I am starting a full-time job this coming Monday. The opportunity came up for me a couple weeks ago. I am not going into full-fledged detail here on my blog, but if you see me in person, feel free to ask me about it! I will say that it is a marketing/graphic design position, and it's in East Peoria. It sounds very fast-paced and exciting, so I am anxious to get started and see what it is all about!

Also, I am on a 30-day trial, so I would appreciate prayers for anyone who wants to lift me up... just that I would be able to put forth my talents in the best way possible and shine in this new role. Additionally, that I would be willing to let God guide me and be open to whatever He has for me!

Ideally, I would love it if this worked out. God has been teaching me a lot about myself over the past several months, and one of the things I have learned:

I am a passionate, creative, free-spirited person, but with that I need structure. So to me, having a stable, full-time job that ISN'T just a "desk job" but something energetic, active, and creative, then with the opportunity to supplement with my photography business on the side, sounds like perfection.

However! I leave that up to the Lord, and in the mean time I am just thankful for the opportunity to give this a shot.

Moving on...

I am going to start going to the county jail twice a month on Wednesday nights. Tomorrow evening is the first time I'll go. I'm really excited. I usually just go on Sundays when I'm scheduled, which ends up averaging about once a month, but now I'll get to go even more often. I feel like it will be a little more laid back than Sundays, so I'm looking forward to getting to know the ladies more.

I did go last Sunday and met a girl. She was an amazing encouragement to me. She had transferred from another nearby county jail and had just arrived. She talked about someone else in the ministry who had introduced her to Christ within the past month.

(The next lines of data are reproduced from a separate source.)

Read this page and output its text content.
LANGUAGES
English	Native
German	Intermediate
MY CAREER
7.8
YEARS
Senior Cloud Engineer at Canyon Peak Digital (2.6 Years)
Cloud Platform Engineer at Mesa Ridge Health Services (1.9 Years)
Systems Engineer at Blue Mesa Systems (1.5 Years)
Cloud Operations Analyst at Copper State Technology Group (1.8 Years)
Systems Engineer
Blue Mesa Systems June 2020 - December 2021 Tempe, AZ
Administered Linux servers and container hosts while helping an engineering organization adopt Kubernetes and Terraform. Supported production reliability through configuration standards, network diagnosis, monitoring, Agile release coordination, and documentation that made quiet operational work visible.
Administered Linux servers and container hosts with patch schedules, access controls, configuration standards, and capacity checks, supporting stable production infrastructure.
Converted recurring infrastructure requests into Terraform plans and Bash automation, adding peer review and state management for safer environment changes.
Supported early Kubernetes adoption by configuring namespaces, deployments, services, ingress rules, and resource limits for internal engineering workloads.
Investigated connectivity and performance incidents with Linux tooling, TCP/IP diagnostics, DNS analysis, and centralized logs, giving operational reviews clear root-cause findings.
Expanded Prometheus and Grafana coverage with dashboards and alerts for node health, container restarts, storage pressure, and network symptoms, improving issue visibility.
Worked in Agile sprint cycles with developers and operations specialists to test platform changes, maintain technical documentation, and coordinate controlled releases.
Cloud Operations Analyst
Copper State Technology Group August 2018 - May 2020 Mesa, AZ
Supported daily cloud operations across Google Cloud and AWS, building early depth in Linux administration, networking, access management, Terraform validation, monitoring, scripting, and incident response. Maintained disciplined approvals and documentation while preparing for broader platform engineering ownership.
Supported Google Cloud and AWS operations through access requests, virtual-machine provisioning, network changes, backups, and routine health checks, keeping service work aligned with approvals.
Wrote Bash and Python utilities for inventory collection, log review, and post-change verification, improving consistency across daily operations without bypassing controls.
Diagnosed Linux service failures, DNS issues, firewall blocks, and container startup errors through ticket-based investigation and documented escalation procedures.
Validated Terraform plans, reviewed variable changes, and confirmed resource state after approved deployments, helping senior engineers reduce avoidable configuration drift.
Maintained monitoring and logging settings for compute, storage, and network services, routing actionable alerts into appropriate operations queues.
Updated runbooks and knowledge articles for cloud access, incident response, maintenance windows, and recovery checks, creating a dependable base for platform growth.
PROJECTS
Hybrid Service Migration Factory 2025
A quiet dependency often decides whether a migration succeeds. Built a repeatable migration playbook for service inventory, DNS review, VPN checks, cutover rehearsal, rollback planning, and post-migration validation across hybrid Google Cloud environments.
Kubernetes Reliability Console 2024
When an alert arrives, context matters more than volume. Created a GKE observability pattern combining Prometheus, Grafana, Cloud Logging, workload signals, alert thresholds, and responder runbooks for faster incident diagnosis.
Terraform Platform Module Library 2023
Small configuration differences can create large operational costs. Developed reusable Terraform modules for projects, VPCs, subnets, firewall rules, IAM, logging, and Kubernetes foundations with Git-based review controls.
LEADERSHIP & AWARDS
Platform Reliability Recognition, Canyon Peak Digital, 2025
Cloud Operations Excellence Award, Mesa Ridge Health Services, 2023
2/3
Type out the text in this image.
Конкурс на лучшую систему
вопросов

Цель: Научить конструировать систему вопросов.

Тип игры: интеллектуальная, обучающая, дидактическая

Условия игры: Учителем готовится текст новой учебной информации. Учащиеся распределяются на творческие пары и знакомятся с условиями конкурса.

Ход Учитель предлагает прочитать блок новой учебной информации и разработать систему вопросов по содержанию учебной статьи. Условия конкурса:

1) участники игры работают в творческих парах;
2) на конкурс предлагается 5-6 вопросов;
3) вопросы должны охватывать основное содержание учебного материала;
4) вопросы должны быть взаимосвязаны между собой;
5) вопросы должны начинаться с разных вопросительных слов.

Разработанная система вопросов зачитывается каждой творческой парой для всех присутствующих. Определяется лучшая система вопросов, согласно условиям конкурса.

It was SO cool to see how much she had already dug into the Word. She spoke of Bible verses and Jesus' teachings as if she had studied them her whole life. When I asked her if she grew up with a church background, she said no. This surprised me, since she already seemed so familiar with a lot of Scripture.

More than anything, it was so exciting to me to see how enthusiastic and peaceful she was from the Word. It was evident that Christ had transformed her life and her attitude, and her insights and wisdom were already on solid ground.

I look forward to seeing her tomorrow night when I go and I will be passing along a Bible that the previous lady promised to get her. I am so thankful for the freedom to give Bibles to prisoners, meet with them about Christ, and pray with them. It's such a liberty, one we take for granted. I'm glad God is still allowed in jail!

Anyway, enough for tonight. Love you all!